Measuring public sector productivity

An ONS report published on Tuesday revealed that productivity in the public sector has declined by 3.2% since 1997. This is the first such report carried out using the recommendations of the 2005 Atkinson Review, which rightly highlighted the need to change the way productivity in the public sector was measured.

Sir Tony Atkinson’s review was crucial. The ONS report points out that previous measurements of public sector productivity followed the old convention of ‘outputs=inputs’. With public funding there is no price mechanism by which to calculate the value of productivity, so assume that ‘more output=more money invested’. Of course, this crude assumption fails to acknowledge that as well as yielding a higher output, increasing the level of investment in a service should also aim for a higher quality output.

The ONS therefore applies ‘quality adjustments’ to properly determine how effective public expenditure actually is. As opposed to simply quoting output figures this takes in to account ‘the improvement in the outcome for the service user that could reliably be attributed to the relevant activity’. This level of analysis delves deeper than mere output figures, which are endlessly recounted by ministers as marks of achievement.

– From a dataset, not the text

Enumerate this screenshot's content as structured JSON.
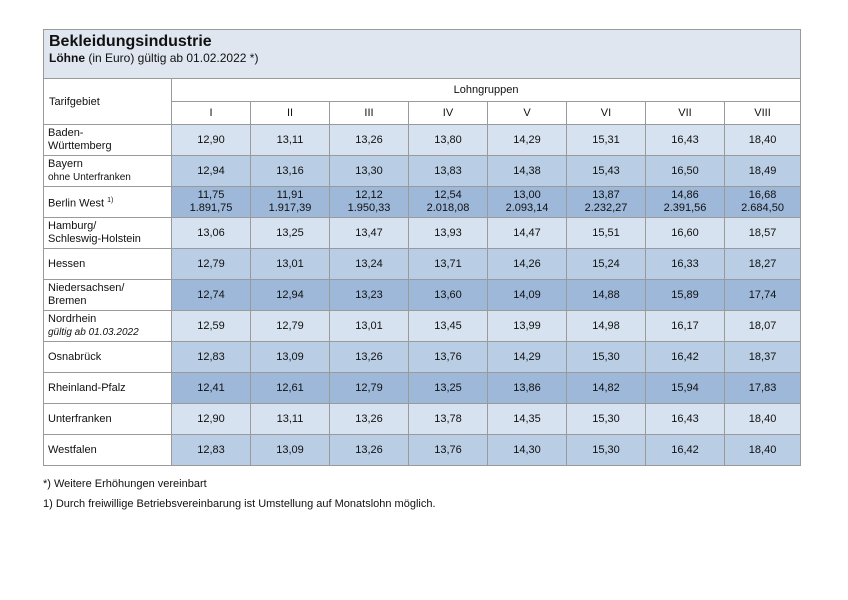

And in using these measures, the ONS’ findings are unflattering. While raw outputs have increased with extra investment over the last ten years, the quality in public services should have seen a significant increase. Instead a steady decline between 1997 and 2007 saw productivity drop by an average of 0.3% annually.

The report says that inputs have risen by 38% in the same period. With outputs increasing by 33.6%, traditional measures of productivity have not been met either, compounding negative ‘quality adjusted’ figures.

Encouragement from the report is that the last two years have seen a slight improvement using quality adjusted figures. This in no way should assuage criticism for the overall drop in the ten year period, particularly given the vast increase in investment. We were promised quality improvement, but instead we have got more at a worse quality.

Both major parties plan to make spending cuts after the next election, if in power. Even Labour’s 2009 budget has planned cuts of 7% over 3 years. It is important then that whoever takes office after the next election ensures that improvements in public sector productivity are accelerated. Adhering to old measures and increasing output simply by investing more will not suffice; action needs to be taken to ensure that value for money is achieved. Concentrating on the quality of outputs is always essential, not just when you have less money to throw at a problem, as is the case now.

Whilst the methodologies used are still in their experimental stage, it is encouraging to see the ONS adopt a more sophisticated approach to measuring productivity – especially important when it is measuring the value of Government spending. What is clear is that taxpayers deserve to see a better return in the future.